Efetivamente, se pensarmos bem, nada prejudica tanto a atividade útil como essas dissipações. Se, ao menos, a vida fosse longa! Mas, quando poderemos trabalhar, concentrar-nos, se inúmeras pessoas e insuportáveis convenções nos roubam o melhor ou uma parte notável do descanso em silêncio, que torna a vida fecunda?

Quem quiser tirar bom rendimento da sua atividade, deve saber não perder o tempo. Carlos Peguy tem oito anos. Em dia de Carnaval passa por debaixo da sua janela, com o ruído que pode imaginar-se, um cortejo.
De pé, em cima de um pequeno banco, desenhava ele um mapa de geografia. Convidam-no a ir ver o cortejo que passa na rua. “Isso não me interessa”, respondeu, “não tenho tempo senão para fazer o mapa da França”.
Neste episódio descobre-se o homem que, mais tarde, pôde com verdade declarar: “Sempre levei tudo a sério, e por isso cheguei longe”. Mas s Carlos Peguy são raros! Não falamos do talento extraordinário, mas do cuidado de economizar o tempo.
Quando somos jovens, afigura-se que sempre haverá folgas. Passeamos ou damo-nos à contemplação sem um objetivo explícito. Não se trata aqui das digressões à La Fontaine, das quais saíram obras-primas, mas de passeios sem finalidade, fruto da preguiça e da inércia. No seu regulamento de vida Mons. De Ségur, no princípio do seu sacerdócio, havia escrito: “Trabalho contínuo; não facilitar nunca; não estar ocioso no meu quarto”.
Alguns se ocupam com grande maestria a perder faustosamente o seu tempo. Esses nunca farão nada. “Devo todos os meus sucessos na vida”, dizia Nelson, “ao fato de sempre e em tudo andar um quarto de hora adiantado”. Verdadeira fórmula para ficar vitorioso em Trafalgar!
Quando era embaixador em Paris, Donoso Cortês lastimava o emprego do seu tempo.

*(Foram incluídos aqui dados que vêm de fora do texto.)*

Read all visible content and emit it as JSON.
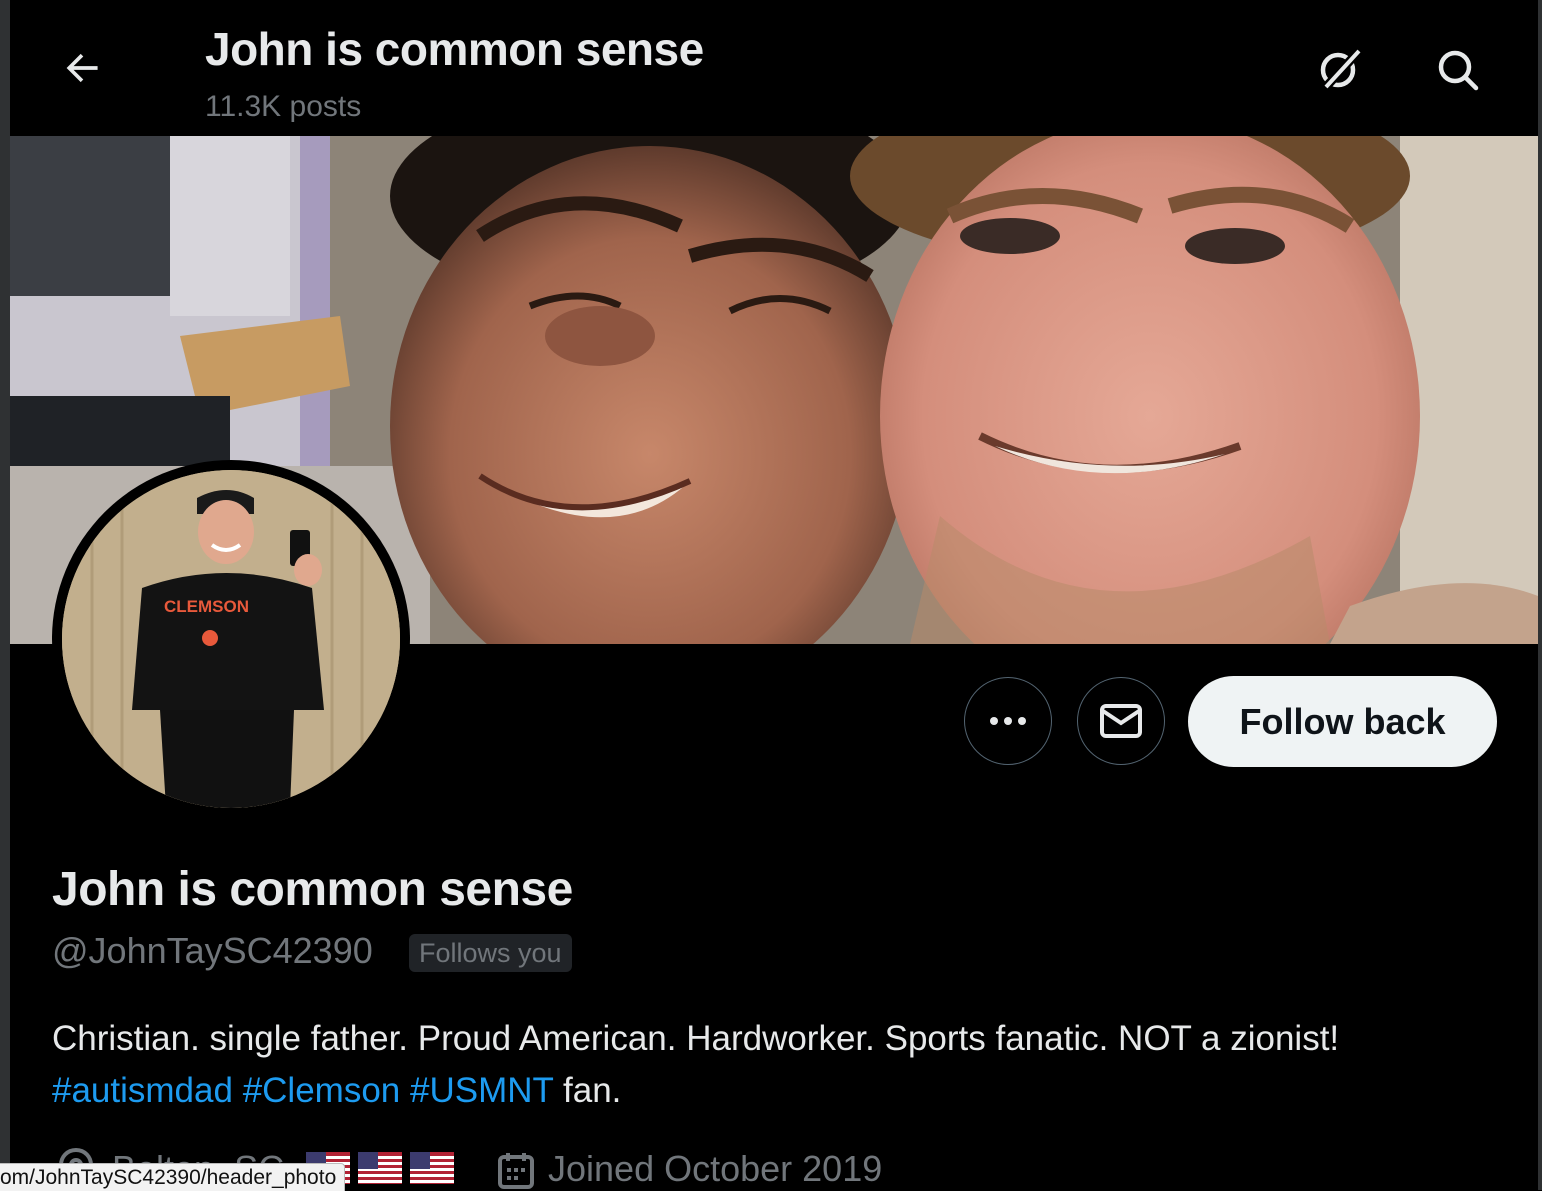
{
  "topbar": {
    "title": "John is common sense",
    "posts_count": "11.3K posts",
    "back_icon": "arrow-left-icon",
    "grok_icon": "grok-icon",
    "search_icon": "search-icon"
  },
  "profile": {
    "display_name": "John is common sense",
    "handle": "@JohnTaySC42390",
    "follows_you_badge": "Follows you",
    "bio_text": "Christian. single father. Proud American. Hardworker. Sports fanatic. NOT a zionist!",
    "bio_hashtags": [
      "#autismdad",
      "#Clemson",
      "#USMNT"
    ],
    "bio_suffix": "fan.",
    "location": "Belton, SC",
    "joined": "Joined October 2019"
  },
  "actions": {
    "more_icon": "more-horizontal-icon",
    "message_icon": "envelope-icon",
    "follow_button": "Follow back"
  },
  "status_bar": {
    "url": "om/JohnTaySC42390/header_photo"
  },
  "colors": {
    "background": "#000000",
    "text_primary": "#e7e9ea",
    "text_secondary": "#71767b",
    "link": "#1d9bf0",
    "follow_button_bg": "#eff3f4"
  }
}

Costumava dizer: “Quando Deus me julgar, nada mais terei a responder-lhe senão isto: fiz visitas”. E, no entanto, as visitas faziam parte os seus deveres de estado.
Quantos, se tivessem presentes seus deveres de estados – e os dos outros -, renunciariam à maior partes das suas “amáveis visitas”! O padre Lancício, de quem já falamos, era um grande trabalhador.
Gostava tão pouco de perder o seu tempo que, para recompensar, parece que Deus lhe concedera esta graça: sempre que tinha necessidade de procurar um pormenor, um texto ou uma referencia, o livro abria-se por si próprio no lugar desejado.
O comum dos homens não merece semelhante graça. Estamos reduzidos aos nossos próprios meios. No entanto, para quem quer emprega-los e economizar o seu tempo, são possíveis verdadeiros “milagres”. O jesuíta Petau emprega todos os momentos livres na tradução dos Salmos em versos gregos.
Conta-se que o ilustre chanceler d’Aguesseau, não encontrando muitas vezes o almoço feito a horas, apresentou um dia a sua mulher, à maneira de aperitivo, um livro escrito durante os quartos de hora que teve de esperar para sentar-se à mesa…
Mencionemos alguns episódios mais sérios.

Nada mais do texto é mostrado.